A governança é destacada como o principal mecanismo de proteção contra a venda forçada de empresas. Muitas vezes, empresários acreditam que nunca venderão seus negócios, mas a realidade pode ser diferente. Problemas financeiros, falta de interesse dos herdeiros e dificuldades legais podem levar a situações em que a venda se torna a única opção. Em casos como esses, 90% das transações são motivadas pela falta de estrutura, e não por uma decisão de mercado.
Quando um sócio adoece, a família entra em conflito, ou o fundador falece, o cenário se complica. Situações como essas podem levar a um impasse, onde a venda não é uma escolha, mas uma necessidade. Isso ocorre também quando instituições financeiras pressionam, e, na ausência de um conselho estruturado, a situação se torna crítica. O cheque de um fundo de investimento, neste contexto, não é apenas uma proposta, mas sim uma tábua de salvação, frequentemente a um preço que não reflete o verdadeiro valor do negócio.

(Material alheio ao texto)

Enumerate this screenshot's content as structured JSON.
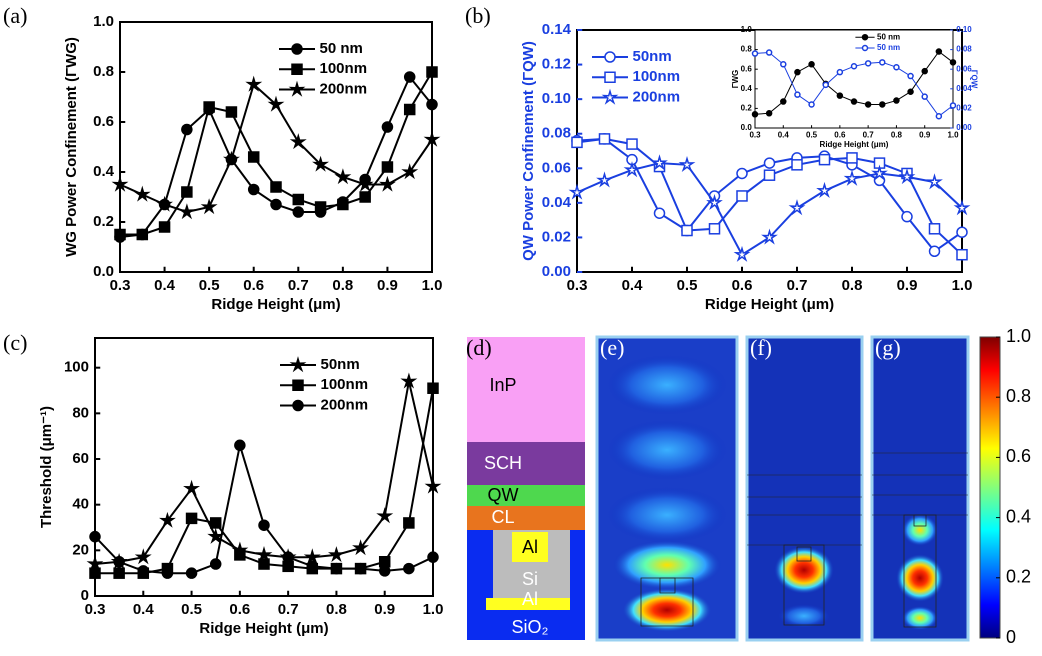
{
  "chart_data": [
    {
      "type": "line",
      "xlabel": "Ridge Height (μm)",
      "ylabel": "WG Power Confinement (ΓWG)",
      "x": [
        0.3,
        0.35,
        0.4,
        0.45,
        0.5,
        0.55,
        0.6,
        0.65,
        0.7,
        0.75,
        0.8,
        0.85,
        0.9,
        0.95,
        1.0
      ],
      "xlim": [
        0.3,
        1.0
      ],
      "xticks": [
        0.3,
        0.4,
        0.5,
        0.6,
        0.7,
        0.8,
        0.9,
        {
          "value": 1.0,
          "label": "1.0"
        }
      ],
      "ylim": [
        0,
        1.0
      ],
      "yticks": [
        {
          "value": 0,
          "label": "0.0"
        },
        0.2,
        0.4,
        0.6,
        0.8,
        {
          "value": 1.0,
          "label": "1.0"
        }
      ],
      "legend": "upper right",
      "series": [
        {
          "name": "50 nm",
          "color": "#000000",
          "marker": "circle",
          "filled": true,
          "values": [
            0.14,
            0.15,
            0.27,
            0.57,
            0.65,
            0.45,
            0.33,
            0.27,
            0.24,
            0.24,
            0.28,
            0.37,
            0.58,
            0.78,
            0.67
          ]
        },
        {
          "name": "100nm",
          "color": "#000000",
          "marker": "square",
          "filled": true,
          "values": [
            0.15,
            0.15,
            0.18,
            0.32,
            0.66,
            0.64,
            0.46,
            0.34,
            0.29,
            0.26,
            0.27,
            0.3,
            0.42,
            0.65,
            0.8
          ]
        },
        {
          "name": "200nm",
          "color": "#000000",
          "marker": "star",
          "filled": true,
          "values": [
            0.35,
            0.31,
            0.27,
            0.24,
            0.26,
            0.45,
            0.75,
            0.67,
            0.52,
            0.43,
            0.38,
            0.35,
            0.35,
            0.4,
            0.53
          ]
        }
      ]
    },
    {
      "type": "line",
      "xlabel": "Ridge Height (μm)",
      "ylabel": "QW Power Confinement (ΓQW)",
      "x": [
        0.3,
        0.35,
        0.4,
        0.45,
        0.5,
        0.55,
        0.6,
        0.65,
        0.7,
        0.75,
        0.8,
        0.85,
        0.9,
        0.95,
        1.0
      ],
      "xlim": [
        0.3,
        1.0
      ],
      "xticks": [
        0.3,
        0.4,
        0.5,
        0.6,
        0.7,
        0.8,
        0.9,
        {
          "value": 1.0,
          "label": "1.0"
        }
      ],
      "ylim": [
        0,
        0.14
      ],
      "yticks": [
        {
          "value": 0,
          "label": "0.00"
        },
        0.02,
        0.04,
        0.06,
        0.08,
        {
          "value": 0.1,
          "label": "0.10"
        },
        0.12,
        0.14
      ],
      "legend": "upper left",
      "series": [
        {
          "name": "50nm",
          "color": "#1a3fe0",
          "marker": "circle",
          "filled": false,
          "values": [
            0.076,
            0.077,
            0.065,
            0.034,
            0.024,
            0.044,
            0.057,
            0.063,
            0.066,
            0.067,
            0.062,
            0.053,
            0.032,
            0.012,
            0.023
          ]
        },
        {
          "name": "100nm",
          "color": "#1a3fe0",
          "marker": "square",
          "filled": false,
          "values": [
            0.075,
            0.077,
            0.074,
            0.061,
            0.024,
            0.025,
            0.044,
            0.056,
            0.062,
            0.065,
            0.066,
            0.063,
            0.057,
            0.025,
            0.01
          ]
        },
        {
          "name": "200nm",
          "color": "#1a3fe0",
          "marker": "star",
          "filled": false,
          "values": [
            0.046,
            0.053,
            0.059,
            0.063,
            0.062,
            0.04,
            0.01,
            0.02,
            0.037,
            0.047,
            0.054,
            0.057,
            0.055,
            0.052,
            0.037
          ]
        }
      ]
    },
    {
      "type": "line",
      "xlabel": "Ridge Height (μm)",
      "ylabel": "ΓWG",
      "y2label": "ΓQW",
      "x": [
        0.3,
        0.35,
        0.4,
        0.45,
        0.5,
        0.55,
        0.6,
        0.65,
        0.7,
        0.75,
        0.8,
        0.85,
        0.9,
        0.95,
        1.0
      ],
      "xlim": [
        0.3,
        1.0
      ],
      "xticks": [
        0.3,
        0.4,
        0.5,
        0.6,
        0.7,
        0.8,
        0.9,
        {
          "value": 1.0,
          "label": "1.0"
        }
      ],
      "ylim": [
        0,
        1.0
      ],
      "yticks": [
        {
          "value": 0,
          "label": "0.0"
        },
        0.2,
        0.4,
        0.6,
        0.8,
        {
          "value": 1.0,
          "label": "1.0"
        }
      ],
      "y2lim": [
        0,
        0.1
      ],
      "y2ticks": [
        {
          "value": 0,
          "label": "0.00"
        },
        0.02,
        0.04,
        0.06,
        0.08,
        {
          "value": 0.1,
          "label": "0.10"
        }
      ],
      "legend": "upper right",
      "series": [
        {
          "name": "50 nm",
          "color": "#000000",
          "marker": "circle",
          "filled": true,
          "values": [
            0.14,
            0.15,
            0.27,
            0.57,
            0.65,
            0.45,
            0.33,
            0.27,
            0.24,
            0.24,
            0.28,
            0.37,
            0.58,
            0.78,
            0.67
          ]
        },
        {
          "name": "50 nm",
          "color": "#1a3fe0",
          "marker": "circle",
          "filled": false,
          "axis": "y2",
          "values": [
            0.076,
            0.077,
            0.065,
            0.034,
            0.024,
            0.044,
            0.057,
            0.063,
            0.066,
            0.067,
            0.062,
            0.053,
            0.032,
            0.012,
            0.023
          ]
        }
      ]
    },
    {
      "type": "line",
      "xlabel": "Ridge Height (μm)",
      "ylabel": "Threshold (μm⁻¹)",
      "x": [
        0.3,
        0.35,
        0.4,
        0.45,
        0.5,
        0.55,
        0.6,
        0.65,
        0.7,
        0.75,
        0.8,
        0.85,
        0.9,
        0.95,
        1.0
      ],
      "xlim": [
        0.3,
        1.0
      ],
      "xticks": [
        0.3,
        0.4,
        0.5,
        0.6,
        0.7,
        0.8,
        0.9,
        {
          "value": 1.0,
          "label": "1.0"
        }
      ],
      "ylim": [
        0,
        113
      ],
      "yticks": [
        0,
        20,
        40,
        60,
        80,
        100
      ],
      "legend": "upper right",
      "series": [
        {
          "name": "50nm",
          "color": "#000000",
          "marker": "star",
          "filled": true,
          "values": [
            14,
            15,
            17,
            33,
            47,
            26,
            20,
            18,
            17,
            17,
            18,
            21,
            35,
            94,
            48
          ]
        },
        {
          "name": "100nm",
          "color": "#000000",
          "marker": "square",
          "filled": true,
          "values": [
            10,
            10,
            10,
            12,
            34,
            32,
            18,
            14,
            13,
            12,
            12,
            12,
            15,
            32,
            91
          ]
        },
        {
          "name": "200nm",
          "color": "#000000",
          "marker": "circle",
          "filled": true,
          "values": [
            26,
            15,
            11,
            10,
            10,
            14,
            66,
            31,
            17,
            13,
            12,
            12,
            11,
            12,
            17
          ]
        }
      ]
    },
    {
      "type": "colorbar",
      "ylim": [
        0,
        1.0
      ],
      "yticks": [
        0,
        0.2,
        0.4,
        0.6,
        0.8,
        {
          "value": 1.0,
          "label": "1.0"
        }
      ]
    }
  ],
  "diagram": {
    "panel_labels": [
      "(a)",
      "(b)",
      "(c)",
      "(d)",
      "(e)",
      "(f)",
      "(g)"
    ],
    "layers": [
      "InP",
      "SCH",
      "QW",
      "CL",
      "Al",
      "Si",
      "Al",
      "SiO₂"
    ]
  }
}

A recuperação judicial pode ser uma alternativa para ganhar tempo e renegociar dívidas, mas sem uma governança sólida, esse caminho se assemelha a um barco furado. Assim, a sucessão não deve ser vista apenas como um processo de transferência de poder, mas como uma estratégia para evitar a venda forçada de um ativo construído ao longo de 30 anos.
A governança se revela essencial, não como um luxo reservado a grandes empresas, mas como uma proteção contra situações de crise. Com uma estrutura de governança, o empresário pode decidir se quer vender, quando e por quanto, além de definir se a gestão ficará nas mãos de um herdeiro, de um executivo ou se permanecerá sob sua supervisão direta.
A implementação de uma holding familiar, um conselho consultivo e a designação de um CEO com metas claras são passos importantes para garantir que o controle da empresa não se perca. Isso permite que o fundador continue a usufruir dos lucros, enquanto a gestão do dia a dia é delegada a quem realmente pode oferecer resultados.
A governança também promove uma separação entre quem recebe os benefícios e quem toma as decisões operacionais, evitando a necessidade de vender o negócio para dividir a herança. A reflexão sobre a relevância de manter a empresa viva após a morte do fundador é crucial, pois de nada adianta planejar doações ou limpar passivos sem um comando para garantir a continuidade do negócio.